> Highly Available Systems == Scalable Systems
Highly Available Systems == Scalable Systems
In this QCon talk: “Building Highly Available Systems In Erlang“, Erlang programming language creator and highly-entertaining speaker Joe Armstrong asserts that if you build a highly available software system, then scalability comes along for “free” with that system. Say what? At first, I wanted to ask Joe what he was smoking, but after reflecting on his assertion and his supporting evidence, I think he’s right.
In his inimitable presentation, Joe postulates that there are 6 properties of Highly Available (HA) systems:
- Isolation (of modules from each other – a module crash can’t crash other modules).
- Concurrency (need at least two computers in the system so that when one crashes, you can fix it while the redundant one keeps on truckin’).
- Failure Detection (in order to fix a failure at its point of origin, you gotta be able to detect it first)
- Fault Identification (need post-failure info that allows you to zero-in on the cause and fix it quickly)
- Live Code Upgrade (for zero downtime, need to be able to hot-swap in code for either evolution or bug fixes)
- Stable Storage (multiple copies of data; distribution to avoid a single point of failure)

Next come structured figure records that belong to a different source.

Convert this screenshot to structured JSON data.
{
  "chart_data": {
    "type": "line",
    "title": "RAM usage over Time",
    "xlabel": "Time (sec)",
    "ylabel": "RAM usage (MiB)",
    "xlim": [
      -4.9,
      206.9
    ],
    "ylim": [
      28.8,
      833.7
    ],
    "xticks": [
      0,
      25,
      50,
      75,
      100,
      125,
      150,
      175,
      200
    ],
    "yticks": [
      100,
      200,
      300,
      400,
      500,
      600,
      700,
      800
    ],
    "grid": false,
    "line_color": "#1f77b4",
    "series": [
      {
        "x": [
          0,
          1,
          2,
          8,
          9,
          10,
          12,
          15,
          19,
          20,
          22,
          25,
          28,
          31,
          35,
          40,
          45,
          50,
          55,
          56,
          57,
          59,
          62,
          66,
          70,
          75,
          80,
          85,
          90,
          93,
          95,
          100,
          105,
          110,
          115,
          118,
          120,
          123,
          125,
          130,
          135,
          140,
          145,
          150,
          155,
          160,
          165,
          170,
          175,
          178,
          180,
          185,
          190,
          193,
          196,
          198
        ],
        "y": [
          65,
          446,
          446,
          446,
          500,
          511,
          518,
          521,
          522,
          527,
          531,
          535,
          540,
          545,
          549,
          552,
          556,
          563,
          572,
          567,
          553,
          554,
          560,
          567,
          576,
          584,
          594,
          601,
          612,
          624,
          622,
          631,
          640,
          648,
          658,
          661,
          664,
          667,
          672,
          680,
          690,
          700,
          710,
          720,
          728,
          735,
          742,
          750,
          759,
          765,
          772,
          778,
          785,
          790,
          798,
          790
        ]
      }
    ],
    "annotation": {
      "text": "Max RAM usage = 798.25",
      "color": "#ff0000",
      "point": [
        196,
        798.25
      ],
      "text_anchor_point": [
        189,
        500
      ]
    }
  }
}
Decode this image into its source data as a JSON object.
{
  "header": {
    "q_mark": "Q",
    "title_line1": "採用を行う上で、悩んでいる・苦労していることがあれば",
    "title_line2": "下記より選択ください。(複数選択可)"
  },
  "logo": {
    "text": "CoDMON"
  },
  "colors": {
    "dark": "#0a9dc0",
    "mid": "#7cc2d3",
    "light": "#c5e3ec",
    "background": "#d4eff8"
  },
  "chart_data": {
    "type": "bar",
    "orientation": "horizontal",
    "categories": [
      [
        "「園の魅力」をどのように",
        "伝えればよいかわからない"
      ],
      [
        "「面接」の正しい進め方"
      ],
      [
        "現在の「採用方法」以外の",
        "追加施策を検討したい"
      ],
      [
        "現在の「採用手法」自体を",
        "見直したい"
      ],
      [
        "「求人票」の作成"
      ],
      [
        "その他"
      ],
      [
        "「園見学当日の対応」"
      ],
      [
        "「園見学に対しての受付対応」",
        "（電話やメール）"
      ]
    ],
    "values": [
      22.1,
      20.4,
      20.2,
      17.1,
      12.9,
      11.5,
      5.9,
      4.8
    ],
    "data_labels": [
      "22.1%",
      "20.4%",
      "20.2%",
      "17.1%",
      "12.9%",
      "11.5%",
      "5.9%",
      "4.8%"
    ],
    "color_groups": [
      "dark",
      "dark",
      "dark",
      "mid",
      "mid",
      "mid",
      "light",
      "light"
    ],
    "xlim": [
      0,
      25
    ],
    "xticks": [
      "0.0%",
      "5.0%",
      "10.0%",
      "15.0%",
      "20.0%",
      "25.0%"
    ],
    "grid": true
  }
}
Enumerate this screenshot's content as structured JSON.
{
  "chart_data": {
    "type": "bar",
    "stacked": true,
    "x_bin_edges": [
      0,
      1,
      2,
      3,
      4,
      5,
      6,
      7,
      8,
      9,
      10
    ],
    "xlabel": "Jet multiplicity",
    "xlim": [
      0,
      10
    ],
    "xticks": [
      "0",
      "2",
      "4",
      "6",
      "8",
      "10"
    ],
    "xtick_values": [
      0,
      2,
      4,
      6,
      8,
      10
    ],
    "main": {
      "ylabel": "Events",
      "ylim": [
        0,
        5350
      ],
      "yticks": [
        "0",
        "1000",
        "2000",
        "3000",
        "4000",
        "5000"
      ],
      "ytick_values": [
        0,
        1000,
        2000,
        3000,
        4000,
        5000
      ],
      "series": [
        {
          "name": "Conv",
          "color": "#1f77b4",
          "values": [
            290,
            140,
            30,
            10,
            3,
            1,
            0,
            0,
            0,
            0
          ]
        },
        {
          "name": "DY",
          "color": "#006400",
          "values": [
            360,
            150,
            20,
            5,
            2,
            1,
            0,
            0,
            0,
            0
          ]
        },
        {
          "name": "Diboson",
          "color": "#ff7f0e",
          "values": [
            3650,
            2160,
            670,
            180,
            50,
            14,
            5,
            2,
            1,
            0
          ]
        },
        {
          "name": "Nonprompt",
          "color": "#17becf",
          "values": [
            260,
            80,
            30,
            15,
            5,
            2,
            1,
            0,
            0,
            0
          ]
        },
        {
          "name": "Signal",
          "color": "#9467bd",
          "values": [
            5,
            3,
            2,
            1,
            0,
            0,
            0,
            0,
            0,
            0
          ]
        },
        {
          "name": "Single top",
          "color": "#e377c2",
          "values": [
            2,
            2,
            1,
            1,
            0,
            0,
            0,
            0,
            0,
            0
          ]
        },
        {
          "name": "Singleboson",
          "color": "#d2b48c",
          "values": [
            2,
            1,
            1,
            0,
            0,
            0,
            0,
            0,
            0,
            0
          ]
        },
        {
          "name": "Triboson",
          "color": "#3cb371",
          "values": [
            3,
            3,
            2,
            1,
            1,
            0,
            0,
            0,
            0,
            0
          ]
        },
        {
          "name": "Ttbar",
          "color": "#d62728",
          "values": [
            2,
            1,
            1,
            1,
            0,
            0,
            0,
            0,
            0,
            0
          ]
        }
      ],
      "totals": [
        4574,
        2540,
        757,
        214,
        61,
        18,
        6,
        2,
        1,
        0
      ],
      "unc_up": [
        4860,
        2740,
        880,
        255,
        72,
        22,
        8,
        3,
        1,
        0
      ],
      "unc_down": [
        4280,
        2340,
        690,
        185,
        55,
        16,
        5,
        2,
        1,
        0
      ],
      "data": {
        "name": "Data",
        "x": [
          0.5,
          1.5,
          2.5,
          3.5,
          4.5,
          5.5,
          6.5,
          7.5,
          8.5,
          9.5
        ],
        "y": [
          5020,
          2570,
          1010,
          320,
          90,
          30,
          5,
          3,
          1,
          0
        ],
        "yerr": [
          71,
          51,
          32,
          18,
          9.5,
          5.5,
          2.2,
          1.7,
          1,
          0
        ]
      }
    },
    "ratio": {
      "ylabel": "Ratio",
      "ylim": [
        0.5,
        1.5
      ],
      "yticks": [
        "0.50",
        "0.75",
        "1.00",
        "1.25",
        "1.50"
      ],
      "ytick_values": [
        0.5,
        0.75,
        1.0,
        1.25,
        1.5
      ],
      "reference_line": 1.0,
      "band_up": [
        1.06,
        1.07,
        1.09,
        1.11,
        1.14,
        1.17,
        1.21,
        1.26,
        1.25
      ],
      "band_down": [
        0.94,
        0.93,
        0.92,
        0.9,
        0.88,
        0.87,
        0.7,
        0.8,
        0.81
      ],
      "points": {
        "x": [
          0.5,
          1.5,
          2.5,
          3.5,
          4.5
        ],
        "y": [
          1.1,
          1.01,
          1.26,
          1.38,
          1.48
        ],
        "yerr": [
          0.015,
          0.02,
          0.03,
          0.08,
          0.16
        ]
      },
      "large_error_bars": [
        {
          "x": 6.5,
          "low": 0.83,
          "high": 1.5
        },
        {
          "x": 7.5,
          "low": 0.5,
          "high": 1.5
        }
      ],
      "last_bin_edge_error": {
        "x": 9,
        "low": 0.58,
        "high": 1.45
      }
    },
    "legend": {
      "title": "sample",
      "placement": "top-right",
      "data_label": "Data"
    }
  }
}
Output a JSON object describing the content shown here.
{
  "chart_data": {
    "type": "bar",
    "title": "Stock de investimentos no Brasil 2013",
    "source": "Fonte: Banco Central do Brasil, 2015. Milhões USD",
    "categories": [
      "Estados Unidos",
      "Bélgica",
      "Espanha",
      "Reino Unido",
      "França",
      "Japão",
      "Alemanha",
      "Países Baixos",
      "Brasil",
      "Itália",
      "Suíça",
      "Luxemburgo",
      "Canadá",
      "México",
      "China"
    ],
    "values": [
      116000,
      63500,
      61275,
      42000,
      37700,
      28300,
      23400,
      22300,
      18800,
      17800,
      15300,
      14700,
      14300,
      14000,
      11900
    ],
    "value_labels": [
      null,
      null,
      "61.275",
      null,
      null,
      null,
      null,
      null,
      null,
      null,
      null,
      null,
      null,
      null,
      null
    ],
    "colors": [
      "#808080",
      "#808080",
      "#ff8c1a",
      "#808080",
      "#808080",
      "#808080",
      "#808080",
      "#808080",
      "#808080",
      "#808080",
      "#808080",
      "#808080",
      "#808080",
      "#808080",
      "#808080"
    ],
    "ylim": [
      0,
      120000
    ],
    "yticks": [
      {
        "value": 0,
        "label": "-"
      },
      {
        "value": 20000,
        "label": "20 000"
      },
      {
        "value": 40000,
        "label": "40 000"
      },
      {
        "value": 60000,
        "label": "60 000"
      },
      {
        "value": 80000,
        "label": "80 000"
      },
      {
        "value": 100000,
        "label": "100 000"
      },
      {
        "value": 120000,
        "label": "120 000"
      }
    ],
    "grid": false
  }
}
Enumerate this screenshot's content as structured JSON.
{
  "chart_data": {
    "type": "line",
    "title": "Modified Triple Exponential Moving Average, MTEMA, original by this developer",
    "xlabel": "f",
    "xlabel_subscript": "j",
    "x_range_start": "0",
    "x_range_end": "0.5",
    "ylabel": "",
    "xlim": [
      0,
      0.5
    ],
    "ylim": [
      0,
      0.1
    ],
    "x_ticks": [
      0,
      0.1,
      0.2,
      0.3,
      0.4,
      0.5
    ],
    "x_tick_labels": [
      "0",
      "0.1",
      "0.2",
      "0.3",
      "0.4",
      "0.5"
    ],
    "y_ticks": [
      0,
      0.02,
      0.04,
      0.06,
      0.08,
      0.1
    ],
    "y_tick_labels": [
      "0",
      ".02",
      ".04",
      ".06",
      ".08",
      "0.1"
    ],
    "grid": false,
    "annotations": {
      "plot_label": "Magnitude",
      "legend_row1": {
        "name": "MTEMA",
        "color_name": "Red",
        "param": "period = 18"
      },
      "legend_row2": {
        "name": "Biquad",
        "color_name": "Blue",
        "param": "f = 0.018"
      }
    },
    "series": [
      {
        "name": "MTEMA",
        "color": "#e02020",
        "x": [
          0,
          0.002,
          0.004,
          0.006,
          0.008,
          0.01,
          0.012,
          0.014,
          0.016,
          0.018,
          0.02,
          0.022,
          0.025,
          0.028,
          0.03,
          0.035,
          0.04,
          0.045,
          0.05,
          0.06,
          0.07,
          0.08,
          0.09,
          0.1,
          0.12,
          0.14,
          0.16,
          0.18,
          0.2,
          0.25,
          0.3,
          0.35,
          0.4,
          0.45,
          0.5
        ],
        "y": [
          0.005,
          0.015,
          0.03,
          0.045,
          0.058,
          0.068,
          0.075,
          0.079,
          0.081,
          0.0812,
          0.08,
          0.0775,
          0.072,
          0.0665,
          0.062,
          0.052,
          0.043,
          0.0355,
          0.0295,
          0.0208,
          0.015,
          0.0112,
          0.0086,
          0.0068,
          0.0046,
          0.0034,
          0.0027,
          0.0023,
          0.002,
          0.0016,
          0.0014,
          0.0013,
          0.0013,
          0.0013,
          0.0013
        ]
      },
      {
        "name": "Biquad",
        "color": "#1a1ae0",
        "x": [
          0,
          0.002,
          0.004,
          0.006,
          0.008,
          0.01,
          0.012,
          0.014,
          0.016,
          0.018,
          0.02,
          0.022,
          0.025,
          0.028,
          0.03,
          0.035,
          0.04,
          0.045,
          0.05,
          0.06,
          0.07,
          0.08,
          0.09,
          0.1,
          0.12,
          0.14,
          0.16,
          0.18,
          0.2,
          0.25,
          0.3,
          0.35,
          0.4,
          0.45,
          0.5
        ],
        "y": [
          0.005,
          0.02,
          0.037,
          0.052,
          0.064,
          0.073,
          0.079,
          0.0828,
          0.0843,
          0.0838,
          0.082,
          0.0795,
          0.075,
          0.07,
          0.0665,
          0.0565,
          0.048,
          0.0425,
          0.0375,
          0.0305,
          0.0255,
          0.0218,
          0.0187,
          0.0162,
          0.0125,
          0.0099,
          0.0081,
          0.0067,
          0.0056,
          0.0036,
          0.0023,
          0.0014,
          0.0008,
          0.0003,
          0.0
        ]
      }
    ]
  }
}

By design, all 6 HA rules are directly supported within the Erlang language. No, not in external libraries/frameworks/toolkits, but in the language itself:
- Isolation: Erlang processes are isolated from each other by the VM (Virtual Machine); one process cannot damage another and processes have no shared memory (look, no locks mom!).
- Concurrency: All spawned Erlang processes run in parallel – either virtually on one CPU, or really, on multiple cores and processor nodes.
- Failure Detection: Erlang processes can tell the VM that it wants to detect failures in those processes it spawns. When a parent process spawns a child process, in one line of code it can “link” to the child and be auto-notified by the VM of a crash.
- Fault Identification: In Erlang (out of band) error signals containing error descriptors are propagated to linked parent processes during runtime.
- Live Code Upgrade: Erlang application code can be modified in real-time as it runs (no, it’s not magic!)
- Stable Storage: Erlang contains a highly configurable, comically named database called “mnesia” .
The punch line is that systems composed of entities that are isolated (property 1) and concurrently runnable (property 2) are automatically scalable. Agree?